2021-12-09 01:59:08

by syzbot

[permalink] [raw]
Subject: Re: [syzbot] BUG: sleeping function called from invalid context in hci_cmd_sync_cancel

syzbot has bisected this issue to:

commit c97a747efc93f94a4ad6c707972dfbf8d774edf9
Author: Benjamin Berg <[email protected]>
Date: Fri Dec 3 14:59:02 2021 +0000

Bluetooth: btusb: Cancel sync commands for certain URB errors

bisection log: https://syzkaller.appspot.com/x/bisect.txt?x=10a0fdc5b00000
start commit: 4eee8d0b64ec Add linux-next specific files for 20211208
git tree: linux-next
final oops: https://syzkaller.appspot.com/x/report.txt?x=12a0fdc5b00000
console output: https://syzkaller.appspot.com/x/log.txt?x=14a0fdc5b00000
kernel config: https://syzkaller.appspot.com/x/.config?x=20b74d9da4ce1ef1
dashboard link: https://syzkaller.appspot.com/bug?extid=485cc00ea7cf41dfdbf1
syz repro: https://syzkaller.appspot.com/x/repro.syz?x=13e7e955b00000
C reproducer: https://syzkaller.appspot.com/x/repro.c?x=10ed3641b00000

Reported-by: [email protected]
Fixes: c97a747efc93 ("Bluetooth: btusb: Cancel sync commands for certain URB errors")

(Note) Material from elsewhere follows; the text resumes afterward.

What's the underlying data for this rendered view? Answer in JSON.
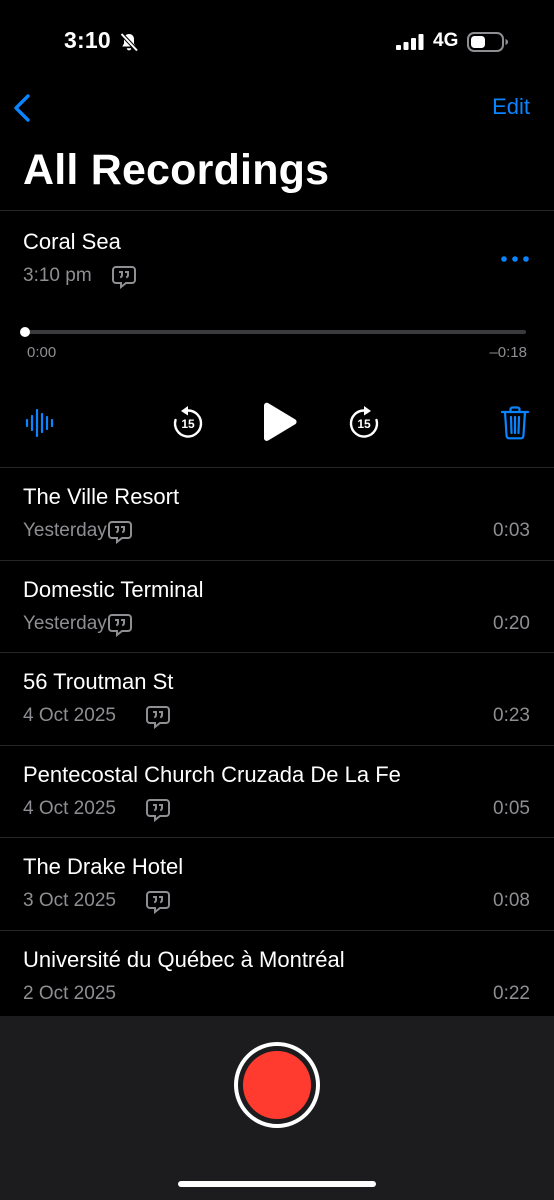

For information about bisection process see: https://goo.gl/tpsmEJ#bisection


2021-12-09 10:07:01

by Oliver Neukum

[permalink] [raw]
Subject: Re: [syzbot] BUG: sleeping function called from invalid context in hci_cmd_sync_cancel


On 09.12.21 02:59, syzbot wrote:
> syzbot has bisected this issue to:
>
> commit c97a747efc93f94a4ad6c707972dfbf8d774edf9
> Author: Benjamin Berg <[email protected]>
> Date: Fri Dec 3 14:59:02 2021 +0000
>
> Bluetooth: btusb: Cancel sync commands for certain URB errors

Hi,

looking at the patch, it sleeps in an interrupt handler (or equivalent)
in two places:

@@ -933,6 +933,8 @@ static void btusb_intr_complete(struct urb *urb)
                if (err != -EPERM && err != -ENODEV)
                        bt_dev_err(hdev, "urb %p failed to resubmit (%d)",
                                   urb, -err);
+               if (err != -EPERM)
+                       hci_cmd_sync_cancel(hdev, -err);


@@ -1331,10 +1335,13 @@ static void btusb_tx_complete(struct urb *urb)
        if (!test_bit(HCI_RUNNING, &hdev->flags))
                goto done;
 
-       if (!urb->status)
+       if (!urb->status) {
                hdev->stat.byte_tx += urb->transfer_buffer_length;
-       else
+       } else {
+               if (hci_skb_pkt_type(skb) == HCI_COMMAND_PKT)
+                       hci_cmd_sync_cancel(hdev, -urb->status);

As __cancel_work_timer can be called from hci_cmd_sync_cancel() this is
just not
an approach you can take. It looks like asynchronously canceling the
scheduled work
would result in a race, so I would for now just revert.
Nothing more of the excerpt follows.